How Services Use Authorization Data

  • Article

In Windows 2000, services act in their own security contexts only when they are trying to gain access to resources on their own behalf. For the most part, this happens only when they are doing their own housekeeping — reading or writing configuration data stored in registry keys, binding to communications ports, and completing other tasks that are not related to work for a particular client. When a service is doing something for a client, it impersonates the client and acts in the client's security context. This means that in addition to verifying the identity of a client, Windows 2000 services also must take on some of their client's characteristics — specifically, the client's level of authorization on the system.

When a service sets up housekeeping on a computer that is running Windows 2000, it calls the SSPI method AcquireCredentialsHandle to gain access to its own credentials (the secret key for the account under which the service runs). The service then binds to a communications port, where it listens for messages from prospective clients.

When a client requests a connection and presents a session ticket, the service asks the Kerberos SSP to verify the client's credentials by calling the SSPI method AcceptSecurityContext and passing as an argument the client's session ticket along with a handle to the service's secret key.

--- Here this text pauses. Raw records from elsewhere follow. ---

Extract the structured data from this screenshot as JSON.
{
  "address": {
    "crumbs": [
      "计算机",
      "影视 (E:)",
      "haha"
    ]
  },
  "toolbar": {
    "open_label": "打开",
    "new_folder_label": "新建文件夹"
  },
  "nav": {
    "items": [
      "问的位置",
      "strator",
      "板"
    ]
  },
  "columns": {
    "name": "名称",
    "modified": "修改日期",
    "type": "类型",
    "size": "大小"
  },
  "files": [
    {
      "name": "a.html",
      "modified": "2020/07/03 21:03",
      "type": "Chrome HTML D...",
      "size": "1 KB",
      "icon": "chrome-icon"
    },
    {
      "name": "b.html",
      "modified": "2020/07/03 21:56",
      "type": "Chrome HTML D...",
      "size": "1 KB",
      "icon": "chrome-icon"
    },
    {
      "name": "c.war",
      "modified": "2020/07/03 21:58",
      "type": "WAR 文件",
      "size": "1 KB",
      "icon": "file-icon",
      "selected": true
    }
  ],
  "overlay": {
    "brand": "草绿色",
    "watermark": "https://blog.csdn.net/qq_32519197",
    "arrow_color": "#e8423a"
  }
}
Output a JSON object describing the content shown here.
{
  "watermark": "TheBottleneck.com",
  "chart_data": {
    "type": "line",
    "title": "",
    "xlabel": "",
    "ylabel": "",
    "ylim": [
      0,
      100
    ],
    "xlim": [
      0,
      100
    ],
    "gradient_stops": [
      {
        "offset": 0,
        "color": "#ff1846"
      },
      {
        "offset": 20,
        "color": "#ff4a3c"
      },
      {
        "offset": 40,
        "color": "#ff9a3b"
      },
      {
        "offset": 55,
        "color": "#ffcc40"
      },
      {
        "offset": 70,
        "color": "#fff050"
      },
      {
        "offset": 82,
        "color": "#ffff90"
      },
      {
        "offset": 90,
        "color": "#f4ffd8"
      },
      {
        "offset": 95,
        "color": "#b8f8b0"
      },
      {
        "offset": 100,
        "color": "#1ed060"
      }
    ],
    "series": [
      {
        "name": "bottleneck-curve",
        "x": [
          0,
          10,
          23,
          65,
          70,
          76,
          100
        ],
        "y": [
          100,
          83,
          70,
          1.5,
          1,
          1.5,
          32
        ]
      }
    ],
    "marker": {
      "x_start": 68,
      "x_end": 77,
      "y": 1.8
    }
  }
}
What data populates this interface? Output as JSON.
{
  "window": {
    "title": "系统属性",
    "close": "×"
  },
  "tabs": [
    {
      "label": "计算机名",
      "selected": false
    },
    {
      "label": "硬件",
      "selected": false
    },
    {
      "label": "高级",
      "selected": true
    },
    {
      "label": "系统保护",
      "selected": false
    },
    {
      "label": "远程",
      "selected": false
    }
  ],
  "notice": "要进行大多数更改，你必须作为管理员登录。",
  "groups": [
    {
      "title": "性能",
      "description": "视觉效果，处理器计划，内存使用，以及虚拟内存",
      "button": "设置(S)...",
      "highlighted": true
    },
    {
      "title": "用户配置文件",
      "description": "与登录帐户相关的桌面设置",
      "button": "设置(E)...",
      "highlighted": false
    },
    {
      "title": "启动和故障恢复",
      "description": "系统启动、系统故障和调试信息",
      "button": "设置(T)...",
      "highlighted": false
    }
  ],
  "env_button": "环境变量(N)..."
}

The SSP verifies the ticket's authenticity, opens it, and passes the contents of the authorization data field to the LSA. If the data includes a list of SIDs, the LSA uses them to build an access token that represents the user on the local system. In addition, the LSA queries its own database to determine whether the user or one of the user's security groups is a member of a security group created on the local system. If any such groups are found, the LSA adds these SIDs to the access token. The LSA then confirms for the calling service that the client's identity has been authenticated and encloses a reference to the client's access token.

Upon receiving confirmation, the service completes its connection with the client and attaches the client's access token to an impersonation thread by calling ImpersonateSecurityContext. When the impersonation thread requires access to an object, it presents the client's token. The operating system performs an access check by comparing the SIDs in the client's token to the SIDs in the object's ACL. If the operating system finds a match, it checks to see that the entry in the ACL grants the level of access requested by the thread. If the authorized level of access matches the level of access requested, the thread is allowed access to the object. Otherwise, access is denied.